“Die altersabhängige Makuladegeneration (AMD) ist die häufigste Erblindungsursache in Industrienationen” – so heißt es in einer Pressemitteilung bei idw, dem Informationsdienst Wissenschaft. 4,5 Millionen, schätzt man, leiden in Deutschland an AMD. Die Stelle des schärfsten Sehens auf der Netzhaut (Makula) wird zunehmend geschädigt. Die Patienten können nicht mehr lesen, die Fähigkeit zur selbstständigen Lebensführung geht verloren. Über die Ursachen des Leidens wussten Augenärzte bislang vergleichsweise wenig: Erbfaktoren spielen eine Rolle, aber auch beeinflussbare Faktoren wie das Rauchen.
Neue Untersuchungen zeigen: Genetisch bedingte Veränderungen in der Regulation des körpereigenen Immunsystems beeinflussen das Risiko, an einer AMD zu erkranken.

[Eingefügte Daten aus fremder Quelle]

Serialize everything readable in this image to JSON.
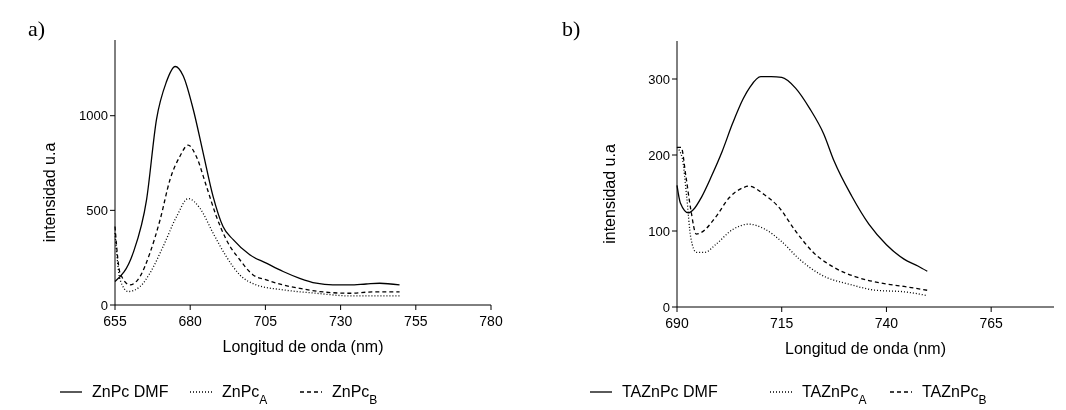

Eine Vielzahl aktueller Untersuchungen belegt inzwischen die Beteiligung des Immunsystems an der Entstehung der Krankheit. Genetisch bedingte Varianten einer Gruppe von Proteinen (Eiweißstoffen), die bei der Regulierung des körpereigenen Abwehr- und Entzündungssystems eine Rolle spielen, beeinflussen das Erkrankungsrisiko. Diese Proteine aktivieren und hemmen das sogenannte Komplementsystem, die erste Abwehrfront des angeborenen Immunsystems gegen Krankheitserreger. Darüber berichtete auf dem Forschungskolloquium der Pro Retina-Stiftung in Potsdam gestern Professor Peter Zipfel vom Leibniz Institut für Naturstoff-Forschung und Infektionsbiologie in Jena: Genetisch bedingte Veränderungen des Komplementfaktors H führen beispielsweise dazu, dass dieser Hemmstoff die Aktivität des Komplementsystems weniger effektiv bremsen kann. “Wir vermuten”, sagt Zipfel, “dass eine Störung der Kontrolle des Komplementsystems zu einer chronischen entzündung im Bereich der Netzhaut führt.”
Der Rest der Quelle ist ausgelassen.